Let’s imagine a second county in which the 1980 number of four cases doubled to eight cases by 2014. It increased by 100%. The number is now two times as big (4 × 2 = 8).
So why does Mike Bostock declare that 50% and 100% is the same change? Because with change, he doesn’t mean the percentage change, but the rate change. The percentage change for our counties is -50% and +100%. But their rate change is ×2 and ÷2. The difference between 2 and 4, and the difference between 4 and 8 is the same growth rate (as you might remember from the Weekly Chart two weeks ago).
And that’s why Mike wants to show these numbers on a log scale. Only on a log scale, the same rate changes are shown with the same distances:
We can calculate that. Do you remember the log10x formula from school? We can plug our “0.5 times” and “2 times” in there. If we do that, the percentage change of -50% (= 0.5 times) in our first county will be shown on the chart with a distance of -0.301 (= log100.5). The 100% increase in our second county will be shown with a distance of 0.301 (= log102). Boom! -0.301 and 0.301 is the same distance away from zero.
Here are all the percentage changes that we can see in the map, but shown in a scatter plot that compares the linear percentage values with the log values:
So is Mike Bostock right? We shouldn’t show percentage changes on linear scales anymore?
Well, that depends on what we want to show. (Yes, I know that this is the answer to 90% of chart-related questions, but it’s simply true 90% of the time.)
If we want to show how many people are affected, we should consider showing these percentage changes on a linear scale. If we show the changes of people with Alcohol Use Disorder between 1980 and 2014 in our first and second county with a log scale, they will be shown with the same 0.301–distance. But the number of people affected is different: In the first county, 2 fewer people are affected. In the second county, 4 more people are effected. On a linear scale, the distance between 2 and 4 will be twice as big. The same distance/unit represents the same number of people (if our base number is the same). So on e.g. an unemployment chart, showing percentage changes on a linear scale makes sense.
But there are charts where the growth rate is more important than the percentage change. Stock prices are a good example, since the change in price is more important than the absolute increase in US-Dollars.
So what should we do differently the next time we’re building maps?
Not so much, really. Maps are a special case: Darker means “more” and brighter means “less”; but it’s impossible for a normal human being to read the underlying numbers on a map solely based on the colors.
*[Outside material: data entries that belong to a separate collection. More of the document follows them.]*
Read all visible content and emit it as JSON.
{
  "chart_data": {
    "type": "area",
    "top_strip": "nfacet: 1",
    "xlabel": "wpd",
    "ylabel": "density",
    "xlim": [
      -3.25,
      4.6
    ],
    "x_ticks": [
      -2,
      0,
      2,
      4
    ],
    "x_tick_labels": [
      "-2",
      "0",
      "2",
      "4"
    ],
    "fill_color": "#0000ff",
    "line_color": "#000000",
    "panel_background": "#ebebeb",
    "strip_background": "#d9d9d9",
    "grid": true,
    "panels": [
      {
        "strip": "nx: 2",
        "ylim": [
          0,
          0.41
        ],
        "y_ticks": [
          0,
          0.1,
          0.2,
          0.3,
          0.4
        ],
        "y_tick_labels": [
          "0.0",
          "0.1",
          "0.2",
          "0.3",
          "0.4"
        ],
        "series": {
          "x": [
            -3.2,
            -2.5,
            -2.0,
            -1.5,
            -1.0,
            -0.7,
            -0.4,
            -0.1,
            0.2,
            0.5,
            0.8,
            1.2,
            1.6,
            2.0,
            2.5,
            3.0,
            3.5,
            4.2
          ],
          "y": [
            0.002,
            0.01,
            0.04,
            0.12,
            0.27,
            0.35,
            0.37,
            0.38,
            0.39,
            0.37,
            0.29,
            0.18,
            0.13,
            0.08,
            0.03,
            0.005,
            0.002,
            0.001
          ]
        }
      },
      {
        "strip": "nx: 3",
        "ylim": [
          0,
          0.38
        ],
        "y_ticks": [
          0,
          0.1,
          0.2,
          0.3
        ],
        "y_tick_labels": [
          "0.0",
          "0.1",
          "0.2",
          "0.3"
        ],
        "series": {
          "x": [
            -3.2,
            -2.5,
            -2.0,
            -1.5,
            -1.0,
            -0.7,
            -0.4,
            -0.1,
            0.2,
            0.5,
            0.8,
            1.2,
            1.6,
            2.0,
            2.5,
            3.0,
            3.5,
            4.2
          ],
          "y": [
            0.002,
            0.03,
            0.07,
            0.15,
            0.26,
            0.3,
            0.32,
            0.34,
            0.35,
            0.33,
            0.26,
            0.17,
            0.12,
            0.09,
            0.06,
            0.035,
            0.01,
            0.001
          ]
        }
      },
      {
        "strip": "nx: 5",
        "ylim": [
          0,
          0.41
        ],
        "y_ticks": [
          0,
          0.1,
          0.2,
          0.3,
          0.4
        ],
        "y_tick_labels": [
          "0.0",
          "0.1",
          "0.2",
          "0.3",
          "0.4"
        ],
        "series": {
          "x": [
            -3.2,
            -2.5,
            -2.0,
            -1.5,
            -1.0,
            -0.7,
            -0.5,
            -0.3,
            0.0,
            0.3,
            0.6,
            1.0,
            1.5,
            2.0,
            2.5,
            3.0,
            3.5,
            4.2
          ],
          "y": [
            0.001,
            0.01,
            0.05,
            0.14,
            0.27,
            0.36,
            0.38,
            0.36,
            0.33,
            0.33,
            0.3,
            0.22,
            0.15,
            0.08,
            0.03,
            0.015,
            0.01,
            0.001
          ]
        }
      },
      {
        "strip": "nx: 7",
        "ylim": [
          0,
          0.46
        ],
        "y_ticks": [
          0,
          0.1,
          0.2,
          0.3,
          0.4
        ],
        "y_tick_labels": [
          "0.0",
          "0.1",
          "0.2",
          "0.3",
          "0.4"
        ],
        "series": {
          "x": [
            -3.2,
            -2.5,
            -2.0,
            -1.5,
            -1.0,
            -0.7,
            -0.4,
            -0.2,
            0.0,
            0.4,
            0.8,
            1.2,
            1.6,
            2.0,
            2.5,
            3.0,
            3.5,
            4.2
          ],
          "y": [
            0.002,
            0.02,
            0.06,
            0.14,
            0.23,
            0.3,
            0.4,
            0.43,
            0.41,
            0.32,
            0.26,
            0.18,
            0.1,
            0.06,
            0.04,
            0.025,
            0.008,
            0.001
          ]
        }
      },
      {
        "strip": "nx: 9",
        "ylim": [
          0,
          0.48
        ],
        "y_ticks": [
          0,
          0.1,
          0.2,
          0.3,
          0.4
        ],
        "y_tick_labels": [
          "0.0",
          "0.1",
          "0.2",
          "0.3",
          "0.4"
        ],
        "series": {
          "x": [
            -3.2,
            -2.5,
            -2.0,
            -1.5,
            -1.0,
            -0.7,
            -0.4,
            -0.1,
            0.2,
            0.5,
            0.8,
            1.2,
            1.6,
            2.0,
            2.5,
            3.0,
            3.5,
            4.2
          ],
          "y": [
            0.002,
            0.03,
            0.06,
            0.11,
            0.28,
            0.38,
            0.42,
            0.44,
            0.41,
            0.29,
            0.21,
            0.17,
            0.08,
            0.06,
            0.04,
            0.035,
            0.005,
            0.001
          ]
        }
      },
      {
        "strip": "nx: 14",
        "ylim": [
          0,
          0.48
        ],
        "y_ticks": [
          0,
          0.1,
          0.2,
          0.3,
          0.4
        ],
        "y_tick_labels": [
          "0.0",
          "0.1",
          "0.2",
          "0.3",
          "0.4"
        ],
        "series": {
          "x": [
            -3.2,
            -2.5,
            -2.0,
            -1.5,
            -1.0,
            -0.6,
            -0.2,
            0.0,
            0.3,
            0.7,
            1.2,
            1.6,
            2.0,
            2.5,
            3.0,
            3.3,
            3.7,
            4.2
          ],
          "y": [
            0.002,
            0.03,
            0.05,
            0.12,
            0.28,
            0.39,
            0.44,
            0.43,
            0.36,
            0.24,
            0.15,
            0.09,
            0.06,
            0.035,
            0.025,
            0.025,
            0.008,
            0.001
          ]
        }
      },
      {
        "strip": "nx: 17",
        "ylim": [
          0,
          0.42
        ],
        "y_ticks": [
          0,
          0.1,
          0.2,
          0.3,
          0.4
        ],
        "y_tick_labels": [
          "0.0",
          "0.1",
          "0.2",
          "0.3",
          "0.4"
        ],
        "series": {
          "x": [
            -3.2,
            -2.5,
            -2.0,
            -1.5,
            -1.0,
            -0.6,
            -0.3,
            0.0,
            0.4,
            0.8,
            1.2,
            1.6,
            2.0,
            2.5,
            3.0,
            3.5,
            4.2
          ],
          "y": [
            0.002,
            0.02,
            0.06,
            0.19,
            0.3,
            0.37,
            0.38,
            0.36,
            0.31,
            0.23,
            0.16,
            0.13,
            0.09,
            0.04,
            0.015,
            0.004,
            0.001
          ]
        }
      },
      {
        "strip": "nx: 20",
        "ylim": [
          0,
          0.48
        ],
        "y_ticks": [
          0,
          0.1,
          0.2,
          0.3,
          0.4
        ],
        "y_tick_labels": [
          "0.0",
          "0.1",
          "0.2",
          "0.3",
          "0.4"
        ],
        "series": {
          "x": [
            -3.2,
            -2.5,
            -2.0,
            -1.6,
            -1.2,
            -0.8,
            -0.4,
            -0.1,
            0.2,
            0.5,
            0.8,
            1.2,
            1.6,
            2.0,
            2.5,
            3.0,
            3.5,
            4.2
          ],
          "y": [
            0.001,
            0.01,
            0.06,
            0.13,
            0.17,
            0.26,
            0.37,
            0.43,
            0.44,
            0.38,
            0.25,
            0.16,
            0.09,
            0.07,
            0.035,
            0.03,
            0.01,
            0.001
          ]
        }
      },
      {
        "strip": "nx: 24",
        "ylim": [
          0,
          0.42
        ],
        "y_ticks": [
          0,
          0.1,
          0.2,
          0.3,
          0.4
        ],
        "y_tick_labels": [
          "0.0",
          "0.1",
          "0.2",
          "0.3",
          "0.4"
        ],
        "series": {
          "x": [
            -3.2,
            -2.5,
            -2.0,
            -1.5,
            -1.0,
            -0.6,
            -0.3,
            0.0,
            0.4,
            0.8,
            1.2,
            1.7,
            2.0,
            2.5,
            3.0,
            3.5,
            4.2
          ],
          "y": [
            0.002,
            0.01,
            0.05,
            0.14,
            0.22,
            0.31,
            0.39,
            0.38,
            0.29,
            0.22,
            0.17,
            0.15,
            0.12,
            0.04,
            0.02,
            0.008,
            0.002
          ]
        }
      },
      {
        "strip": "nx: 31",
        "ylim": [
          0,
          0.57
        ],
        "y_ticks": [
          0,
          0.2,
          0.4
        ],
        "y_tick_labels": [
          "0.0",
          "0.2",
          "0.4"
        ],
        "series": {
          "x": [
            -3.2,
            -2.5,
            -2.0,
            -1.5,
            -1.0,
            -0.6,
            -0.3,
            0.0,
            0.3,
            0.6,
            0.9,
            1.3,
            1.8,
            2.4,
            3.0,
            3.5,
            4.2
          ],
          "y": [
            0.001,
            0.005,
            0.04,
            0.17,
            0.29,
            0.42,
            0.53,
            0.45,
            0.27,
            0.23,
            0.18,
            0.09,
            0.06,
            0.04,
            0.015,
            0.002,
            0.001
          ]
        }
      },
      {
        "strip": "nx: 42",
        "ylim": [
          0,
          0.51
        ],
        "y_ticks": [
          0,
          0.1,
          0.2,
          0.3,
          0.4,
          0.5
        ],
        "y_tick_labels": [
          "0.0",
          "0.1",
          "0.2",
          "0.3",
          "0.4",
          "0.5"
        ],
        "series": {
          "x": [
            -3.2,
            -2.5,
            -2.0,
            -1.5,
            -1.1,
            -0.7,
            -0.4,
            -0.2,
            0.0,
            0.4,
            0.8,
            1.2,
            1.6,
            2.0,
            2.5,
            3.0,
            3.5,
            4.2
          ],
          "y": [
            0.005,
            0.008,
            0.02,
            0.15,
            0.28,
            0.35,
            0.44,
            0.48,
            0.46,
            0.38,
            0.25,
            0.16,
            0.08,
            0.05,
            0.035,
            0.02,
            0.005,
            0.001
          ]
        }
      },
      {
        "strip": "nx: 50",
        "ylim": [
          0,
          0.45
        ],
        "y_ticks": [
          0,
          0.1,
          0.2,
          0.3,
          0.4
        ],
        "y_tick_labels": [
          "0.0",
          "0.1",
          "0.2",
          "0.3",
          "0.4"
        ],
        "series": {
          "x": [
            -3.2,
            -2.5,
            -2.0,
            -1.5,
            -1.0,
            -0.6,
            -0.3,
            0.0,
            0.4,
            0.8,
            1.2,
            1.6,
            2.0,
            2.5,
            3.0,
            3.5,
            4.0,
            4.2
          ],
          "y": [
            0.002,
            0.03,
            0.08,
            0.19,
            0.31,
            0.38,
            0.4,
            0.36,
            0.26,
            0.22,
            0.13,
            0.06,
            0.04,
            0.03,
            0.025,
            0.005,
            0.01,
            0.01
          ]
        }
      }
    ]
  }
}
In addition, our number of stops, the kind of stops and the specific colors we use all play into how the data will be perceived. It’s very easy to create the two maps that Mike showed in his tweet (and that I showed at the beginning of this article) even if we keep the numbers on a linear scale. We can just tweak the number of stops. You can try that out for yourself if you hover over the interactive map up there and click on “Edit this chart” in the upper-right corner.
Like so often in chart design, it comes down to common sense, thinking about what we want to show and a general attitude to show the data truthfully. Knowing the difference between log scales and linear scales can help us to make better choices when it comes to designing charts. But as a general rule, the linear scale will work best most of the time, especially when we present data about people. See you next week!